Lagrange Multiplers

In mathematical optimization, the method of Lagrange multipliers (named after Joseph Louis Lagrange) is a strategy for finding the local maxima and minima of a function subject to equality constraints.

For instance, consider the following optimization problem: Maximize $f(x,y)$ subject to $g(x,y)=c$. We need both $f$ and $g$ to have continuous first partial derivatives. We introduce a new variable ($\lambda$) called a Lagrange multiplier, and study the Lagrange function (or Lagrangian) defined by:

$\Lambda(x,y,\lambda) = f(x,y) + \lambda \cdot \left(g(x,y)-c\right)$

where the $\lambda$ term may be either added or subtracted. If $f(x_0, y_0)$ is a maximum of $f(x,y)$ for the original constrained problem, then there exists $\lambda_0$ such that $(x_0,y_0,\lambda_0)$ is a stationary point for the Lagrange function (stationary points are those points where the partial derivatives of $\Lambda$ are zero, i.e., $\nabla\Lambda = 0$). However, not all stationary points yield a solution of the original problem. Thus, the method of Lagrange multipliers yields a necessary condition for optimality in constrained problems. Sufficient conditions for a minimum or maximum also exist.

Maximizing f(x,y)

Find x and y to maximize f(x,y) subject to a constraint (shown in red) g(x,y)=c.

Introduction

One of the most common problems in calculus is that of finding maxima or minima (in general, "extrema") of a function, but it is often difficult to find a closed form for the function being extremized. Such difficulties often arise when one wishes to maximize or minimize a function subject to fixed outside conditions or constraints. The method of Lagrange multipliers is a powerful tool for solving this class of problems without the need to explicitly solve the conditions and use them to eliminate extra variables.
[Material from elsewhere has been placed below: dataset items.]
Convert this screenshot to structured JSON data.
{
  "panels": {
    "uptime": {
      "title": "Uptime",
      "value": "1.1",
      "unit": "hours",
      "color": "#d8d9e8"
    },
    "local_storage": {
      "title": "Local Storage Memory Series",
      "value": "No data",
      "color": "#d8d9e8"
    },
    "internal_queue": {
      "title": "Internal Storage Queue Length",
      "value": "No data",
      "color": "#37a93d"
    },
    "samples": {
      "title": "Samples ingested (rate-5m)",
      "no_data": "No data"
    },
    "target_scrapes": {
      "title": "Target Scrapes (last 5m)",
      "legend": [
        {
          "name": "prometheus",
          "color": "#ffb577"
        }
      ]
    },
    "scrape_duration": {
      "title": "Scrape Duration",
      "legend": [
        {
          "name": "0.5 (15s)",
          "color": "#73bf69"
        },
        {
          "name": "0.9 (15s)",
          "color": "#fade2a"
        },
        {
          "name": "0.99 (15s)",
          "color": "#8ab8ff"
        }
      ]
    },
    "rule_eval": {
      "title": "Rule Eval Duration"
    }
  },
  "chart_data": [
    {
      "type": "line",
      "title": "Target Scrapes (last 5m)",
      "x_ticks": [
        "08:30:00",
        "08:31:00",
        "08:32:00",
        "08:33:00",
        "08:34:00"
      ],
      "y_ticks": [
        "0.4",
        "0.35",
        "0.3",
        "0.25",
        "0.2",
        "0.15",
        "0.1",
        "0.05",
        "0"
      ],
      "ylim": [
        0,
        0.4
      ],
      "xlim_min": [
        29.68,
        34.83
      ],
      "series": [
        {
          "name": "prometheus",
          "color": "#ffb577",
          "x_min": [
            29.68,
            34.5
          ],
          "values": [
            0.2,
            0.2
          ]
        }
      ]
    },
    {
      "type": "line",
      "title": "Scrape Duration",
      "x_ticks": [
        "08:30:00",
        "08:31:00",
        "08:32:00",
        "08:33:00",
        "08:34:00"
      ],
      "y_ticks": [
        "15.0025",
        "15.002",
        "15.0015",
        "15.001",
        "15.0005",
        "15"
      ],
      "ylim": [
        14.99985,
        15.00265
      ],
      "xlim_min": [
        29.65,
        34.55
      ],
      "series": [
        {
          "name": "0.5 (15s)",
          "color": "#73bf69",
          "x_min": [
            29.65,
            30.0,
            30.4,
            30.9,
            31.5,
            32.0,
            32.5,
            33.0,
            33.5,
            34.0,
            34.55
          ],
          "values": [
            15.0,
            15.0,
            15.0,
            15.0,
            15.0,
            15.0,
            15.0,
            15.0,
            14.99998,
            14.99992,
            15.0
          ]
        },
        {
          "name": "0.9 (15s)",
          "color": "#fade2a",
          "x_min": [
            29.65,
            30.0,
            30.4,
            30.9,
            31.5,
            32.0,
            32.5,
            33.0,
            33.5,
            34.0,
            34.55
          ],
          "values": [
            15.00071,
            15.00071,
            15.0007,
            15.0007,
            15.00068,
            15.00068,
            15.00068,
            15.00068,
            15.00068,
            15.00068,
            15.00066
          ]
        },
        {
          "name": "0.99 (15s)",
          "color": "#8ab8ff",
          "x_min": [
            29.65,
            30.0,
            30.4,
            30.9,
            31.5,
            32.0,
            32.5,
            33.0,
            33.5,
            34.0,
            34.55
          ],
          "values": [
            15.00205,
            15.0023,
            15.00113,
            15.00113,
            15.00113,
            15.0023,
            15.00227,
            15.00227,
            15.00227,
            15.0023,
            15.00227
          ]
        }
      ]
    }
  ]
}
Consider the two-dimensional problem introduced above. Maximize $f(x,y)$ subject to $g(x,y)=c$. We can visualize contours of $f$ given by $f(x, y)=d$ for various values of $d$, and the contour of $g$ given by $g (x, y) = c$. Suppose we walk along the contour line with $g = c$. In general, the contour lines of $f$ and $g$ may be distinct, so following the contour line for $g = c$, one could intersect with or cross the contour lines of $f$. This is equivalent to saying that while moving along the contour line for $g = c$, the value of $f$ can vary. When the contour line for $g = c$ meets contour lines of $f$ tangentially we neither increase nor decrease the value of $f$—that is, when the contour lines touch but do not cross.

The contour lines of $f$ and $g$ touch when the tangent vectors of the contour lines are parallel. Since the gradient of a function is perpendicular to the contour lines, this is the same as saying that the gradients of $f$ and $g$ are parallel. Thus, we want points:

$(x,y)$ where $g(x,y)=c$

and

$\nabla_{x,y} f = - \lambda \nabla_{x,y} g$, where $\nabla_{x,y} f= \left( \frac{\partial f}{\partial x}, \frac{\partial f}{\partial y} \right)$ and $\nabla_{x,y} g= \left( \frac{\partial g}{\partial x}, \frac{\partial g}{\partial y} \right)$ are the respective gradients. 

The constant is required because, although the two gradient vectors are parallel, the magnitudes of the gradient vectors are generally not equal. Note that $\lambda \neq 0$; otherwise we cannot assert the two gradients are parallel.

To incorporate these conditions into one equation, we introduce an auxiliary function, $\Lambda(x,y,\lambda) = f(x,y) + \lambda \cdot \Big(g(x,y)-c\Big)$, and solve $\nabla_{x,y,\lambda} \Lambda(x , y, \lambda)=0$. This is the method of Lagrange multipliers. Note that $\nabla_{\lambda} \Lambda(x , y, \lambda)=0$ implies $g(x,y)=c$.

Where the Lagrange multiplier $\lambda=0$ we can have a local extremum and the two contours cross instead of meeting tangentially. Consider the following example.

Minimize $f(x,y) = \sin(x)$, given that $g(x,y) = x^2 + y^2=9$. Every point $\left(\frac{-\pi}{2}, y\right)$$f=-1$ is a global minimum of $f$ with value $-1$. Therefore where the constraint $g=c$ crosses the contour line $f=-1$, is a local minimum of $f$ on the constraint. The trace and the contour $f=-1$ cross at the minimum as we can see in the figure. It is easy to verify that $f_x=0$  and $f_y=0$ when $x = \frac{\pi}{2}$. Since both $g_x \neq 0$ and $g_y \neq 0$, the Lagrange multiplier $\lambda = 0$ at the minimum.

Example where the contour and constraint cross at an extremum.